Some of us are accustomed to providing such care to underserved northern communities, but that model was based largely on patients going to their local health clinic’s televideo studio, and was often hampered in winter months by poor driving conditions. Now these patients connect using their computers or phones in their own homes.

Telepsychiatry is not without its drawbacks. Patients without access to smartphones and computers can be left behind – people who are homeless, poor or live in settings without sufficient broadband access. There will always be a need for in-person services, and there will always be people who do not feel “connected” through the web. But for most of my fellow clinicians, the surprise has been how many patients do feel comfortable with this mode of interaction – perhaps even more so than we do, because it represents such a transformative change in how we provide care. What counts, ultimately, is what helps our patients.

The ramp-up to televideo care was sudden. At the outset of the pandemic, the Centre for Addiction and Mental Health went from providing 350 such sessions a month to 3,500. Drivers included both clinical need and the need of providers to be working and to be paid. This triggered unprecedented changes to government payments for virtual care that must continue.

The pandemic has been described not as an equalizer but as a revealer of inequities in our society when it comes to vulnerability to infection, vaccine distribution, access to care – and access to broadband internet and hardware. This has implications for the delivery of health care and essential education services, and also for promoting social proximity at a time of physical distancing. As we plan for things such as adequate PPE supply and local vaccine development in a future pandemic, ensuring that all Canadians have access to virtual lifelines of broadband is a national priority.
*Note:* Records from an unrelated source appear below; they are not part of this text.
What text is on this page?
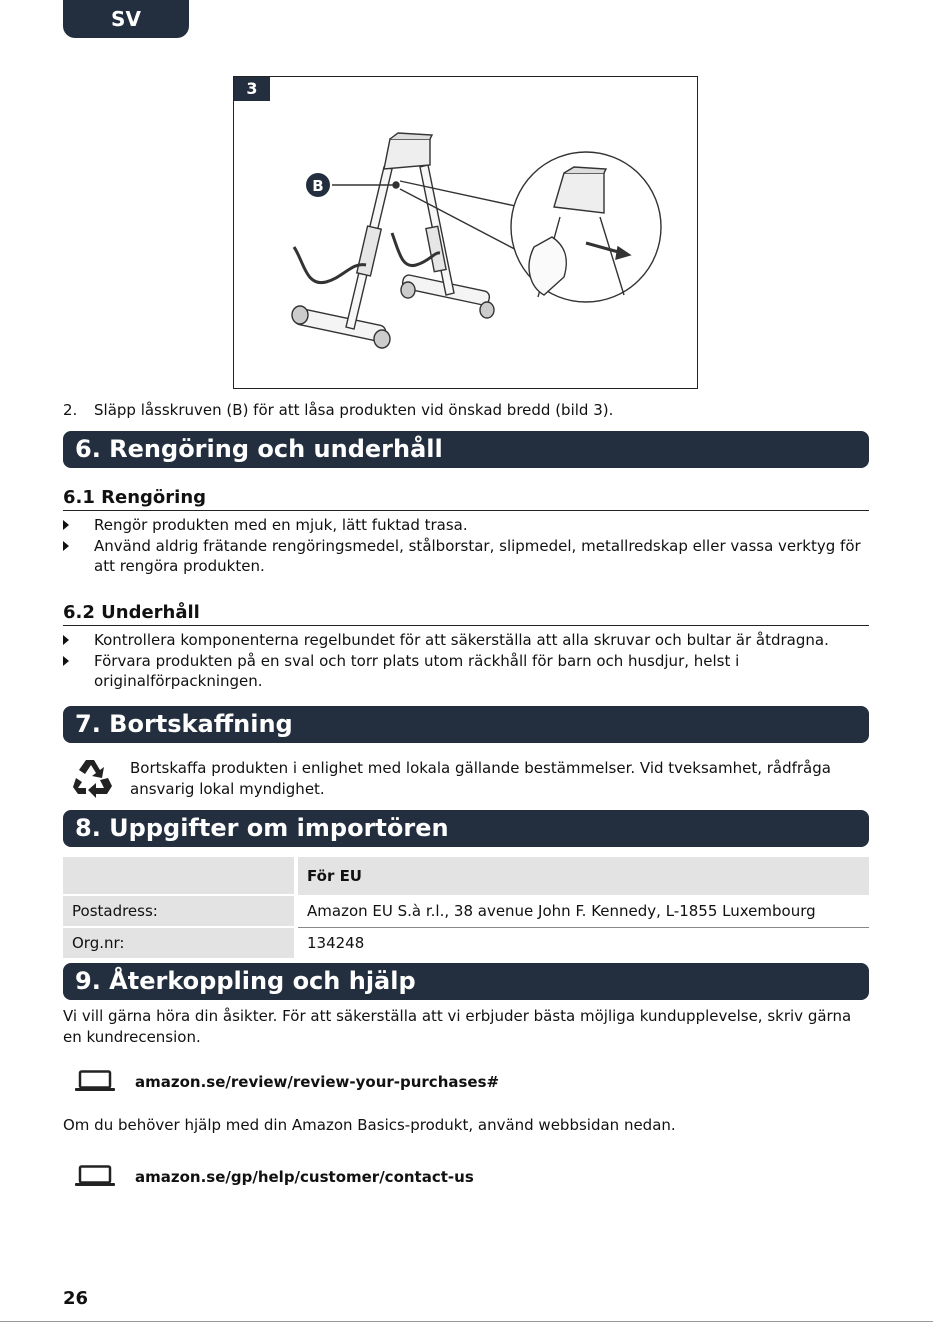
SV
3
B
2. Släpp låsskruven (B) för att låsa produkten vid önskad bredd (bild 3).
6. Rengöring och underhåll
6.1 Rengöring
Rengör produkten med en mjuk, lätt fuktad trasa.
Använd aldrig frätande rengöringsmedel, stålborstar, slipmedel, metallredskap eller vassa verktyg för att rengöra produkten.
6.2 Underhåll
Kontrollera komponenterna regelbundet för att säkerställa att alla skruvar och bultar är åtdragna.
Förvara produkten på en sval och torr plats utom räckhåll för barn och husdjur, helst i originalförpackningen.
7. Bortskaffning
Bortskaffa produkten i enlighet med lokala gällande bestämmelser. Vid tveksamhet, rådfråga ansvarig lokal myndighet.
8. Uppgifter om importören
	För EU
Postadress:	Amazon EU S.à r.l., 38 avenue John F. Kennedy, L-1855 Luxembourg
Org.nr:	134248
9. Återkoppling och hjälp
Vi vill gärna höra din åsikter. För att säkerställa att vi erbjuder bästa möjliga kundupplevelse, skriv gärna en kundrecension.
amazon.se/review/review-your-purchases#
Om du behöver hjälp med din Amazon Basics-produkt, använd webbsidan nedan.
amazon.se/gp/help/customer/contact-us
26
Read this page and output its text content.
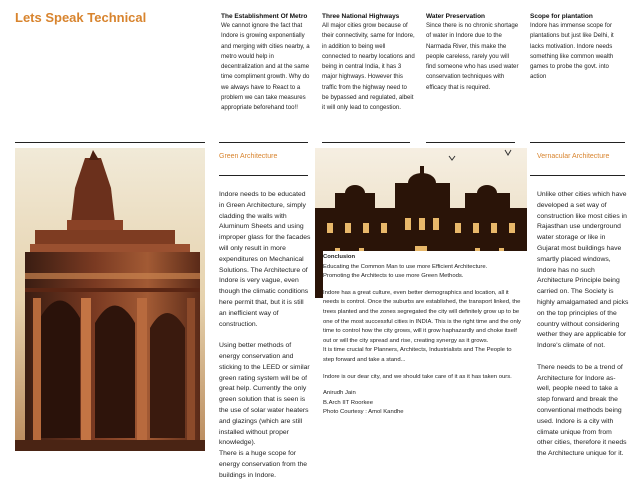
Lets Speak Technical	The Establishment Of Metro
We cannot ignore the fact that
Indore is growing exponentially
and merging with cities nearby, a
metro would help in
decentralization and at the same
time compliment growth. Why do
we always have to React to a
problem we can take measures
appropriate beforehand too!!
Three National Highways
All major cities grow because of
their connectivity, same for Indore,
in addition to being well
connected to nearby locations and
being in central India, it has 3
major highways. However this
traffic from the highway need to
be bypassed and regulated, albeit
it will only lead to congestion.
Water Preservation
Since there is no chronic shortage
of water in Indore due to the
Narmada River, this make the
people careless, rarely you will
find someone who has used water
conservation techniques with
efficacy that is required.
Scope for plantation
Indore has immense scope for
plantations but just like Delhi, it
lacks motivation. Indore needs
something like common wealth
games to probe the govt. into
action
Green Architecture	Vernacular Architecture
Indore needs to be educated
in Green Architecture, simply
cladding the walls with
Aluminum Sheets and using
improper glass for the facades
will only result in more
expenditures on Mechanical
Solutions. The Architecture of
Indore is very vague, even
though the climatic conditions
here permit that, but it is still
an inefficient way of
construction.

Using better methods of
energy conservation and
sticking to the LEED or similar
green rating system will be of
great help. Currently the only
green solution that is seen is
the use of solar water heaters
and glazings (which are still
installed without proper
knowledge).
There is a huge scope for
energy conservation from the
buildings in Indore.
Unlike other cities which have
developed a set way of
construction like most cities in
Rajasthan use underground
water storage or like in
Gujarat most buildings have
smartly placed windows,
Indore has no such
Architecture Principle being
carried on. The Society is
highly amalgamated and picks
on the top principles of the
country without considering
wether they are applicable for
Indore's climate of not.

There needs to be a trend of
Architecture for Indore as-
well, people need to take a
step forward and break the
conventional methods being
used. Indore is a city with
climate unique from from
other cities, therefore it needs
the Architecture unique for it.
Conclusion
Educating the Common Man to use more Efficient Architecture.
Promoting the Architects to use more Green Methods.
Indore has a great culture, even better demographics and location, all it
needs is control. Once the suburbs are established, the transport linked, the
trees planted and the zones segregated the city will definitely grow up to be
one of the most successful cities in INDIA. This is the right time and the only
time to control how the city grows, will it grow haphazardly and choke itself
out or will the city spread and rise, creating synergy as it grows.
It is time crucial for Planners, Architects, Industrialists and The People to
step forward and take a stand...
Indore is our dear city, and we should take care of it as it has taken ours.
Anirudh Jain
B.Arch IIT Roorkee
Photo Courtesy : Amol Kandhe
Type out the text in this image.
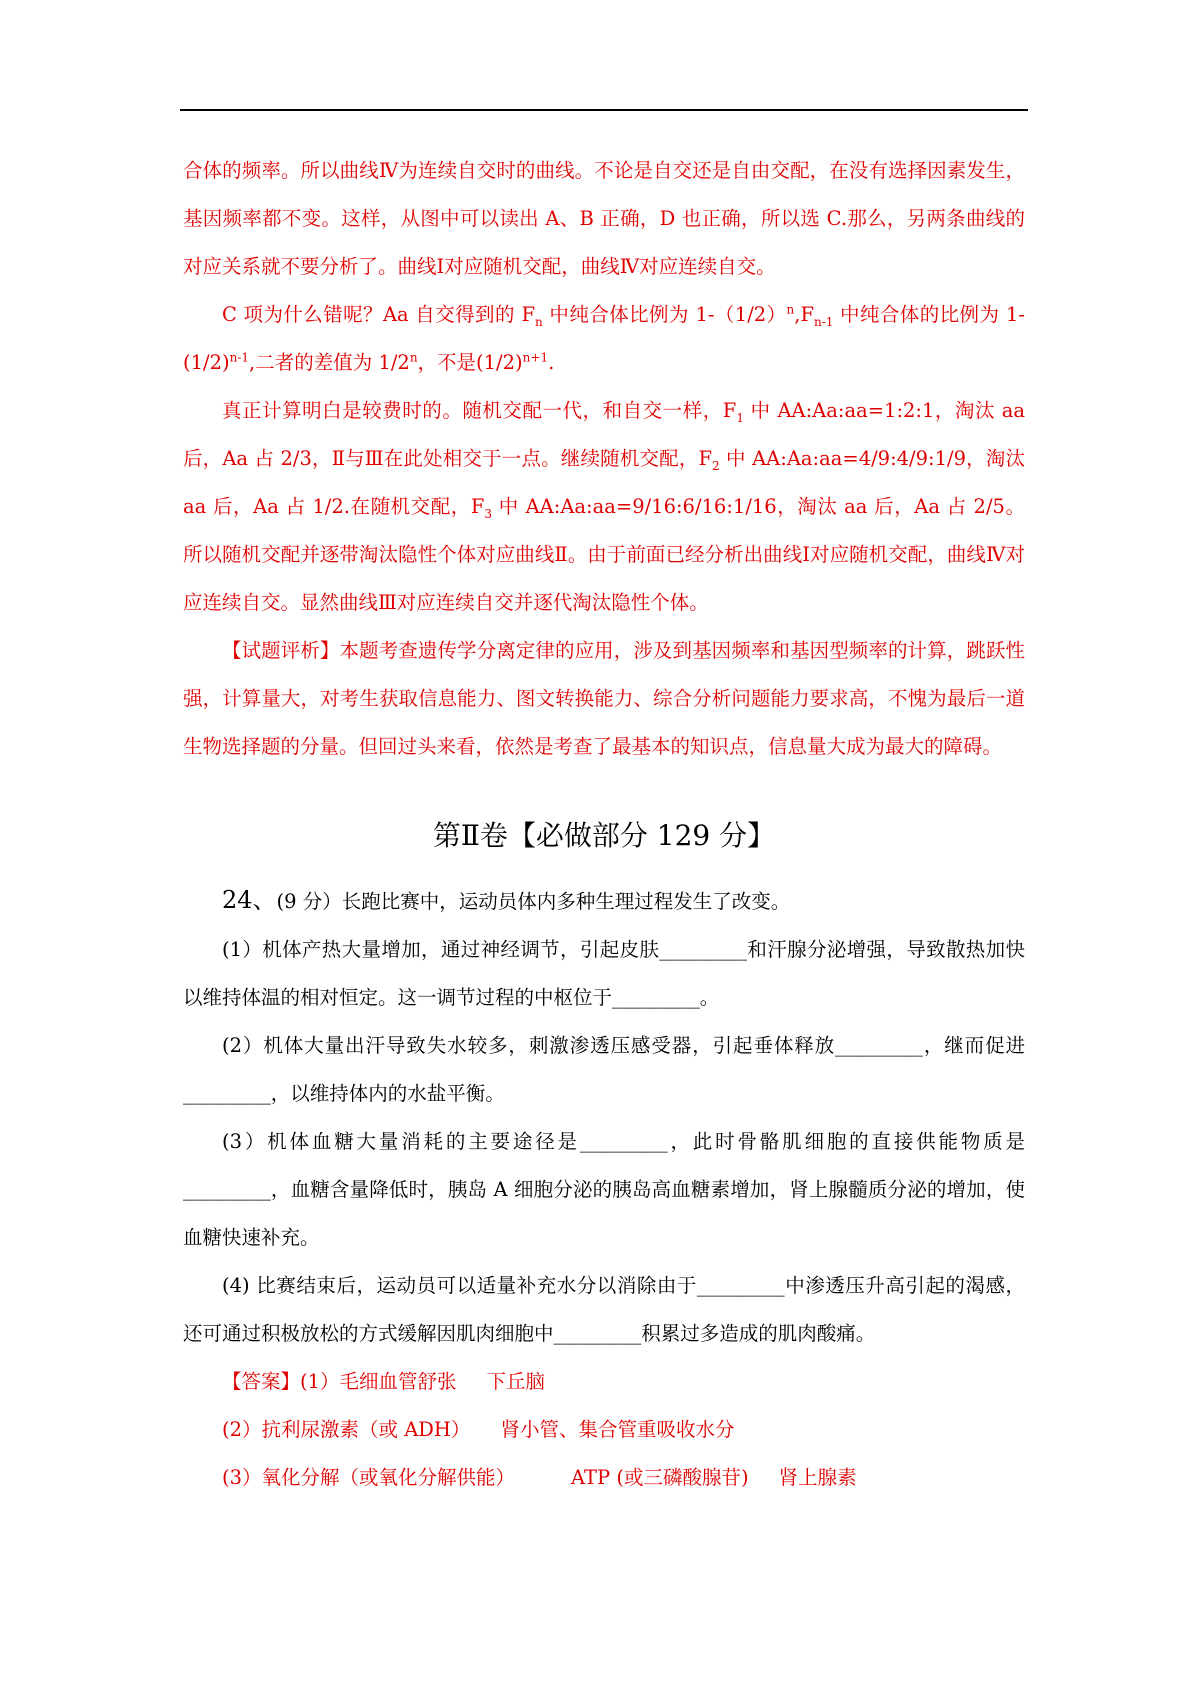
合体的频率。所以曲线Ⅳ为连续自交时的曲线。不论是自交还是自由交配，在没有选择因素发生，基因频率都不变。这样，从图中可以读出 A、B 正确，D 也正确，所以选 C.那么，另两条曲线的对应关系就不要分析了。曲线Ⅰ对应随机交配，曲线Ⅳ对应连续自交。

C 项为什么错呢？Aa 自交得到的 $F_n$ 中纯合体比例为 $1-(1/2)^n,F_{n-1}$ 中纯合体的比例为 $1-(1/2)^{n-1}$,二者的差值为 1/2$^n$，不是$(1/2)^{n+1}$.

真正计算明白是较费时的。随机交配一代，和自交一样，$F_1$ 中 AA:Aa:aa=1:2:1，淘汰 aa 后，Aa 占 2/3，Ⅱ与Ⅲ在此处相交于一点。继续随机交配，$F_2$ 中 AA:Aa:aa=4/9:4/9:1/9，淘汰 aa 后，Aa 占 1/2.在随机交配，$F_3$ 中 AA:Aa:aa=9/16:6/16:1/16，淘汰 aa 后，Aa 占 2/5。所以随机交配并逐带淘汰隐性个体对应曲线Ⅱ。由于前面已经分析出曲线Ⅰ对应随机交配，曲线Ⅳ对应连续自交。显然曲线Ⅲ对应连续自交并逐代淘汰隐性个体。

【试题评析】本题考查遗传学分离定律的应用，涉及到基因频率和基因型频率的计算，跳跃性强，计算量大，对考生获取信息能力、图文转换能力、综合分析问题能力要求高，不愧为最后一道生物选择题的分量。但回过头来看，依然是考查了最基本的知识点，信息量大成为最大的障碍。

第Ⅱ卷【必做部分 129 分】

24、(9 分）长跑比赛中，运动员体内多种生理过程发生了改变。

(1）机体产热大量增加，通过神经调节，引起皮肤_________和汗腺分泌增强，导致散热加快以维持体温的相对恒定。这一调节过程的中枢位于_________。

(2）机体大量出汗导致失水较多，刺激渗透压感受器，引起垂体释放_________，继而促进_________，以维持体内的水盐平衡。

(3）机体血糖大量消耗的主要途径是_________，此时骨骼肌细胞的直接供能物质是_________，血糖含量降低时，胰岛 A 细胞分泌的胰岛高血糖素增加，肾上腺髓质分泌的增加，使血糖快速补充。

(4) 比赛结束后，运动员可以适量补充水分以消除由于_________中渗透压升高引起的渴感，还可通过积极放松的方式缓解因肌肉细胞中_________积累过多造成的肌肉酸痛。

【答案】(1）毛细血管舒张 下丘脑

(2）抗利尿激素（或 ADH） 肾小管、集合管重吸收水分

(3）氧化分解（或氧化分解供能）	ATP (或三磷酸腺苷) 肾上腺素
Will we return to the tradition of visits to offices and clinics? I suspect a hybrid model will evolve, with patient choice at the centre. However stressful the pandemic has been, it has triggered radical changes in care delivery, catalyzing the uptake of opportunities that have had a long enough gestation. I have no doubt they will endure.

The prepandemic status quo of access to psychiatric care was not acceptable. We need to leverage the lessons learned – and forced upon us.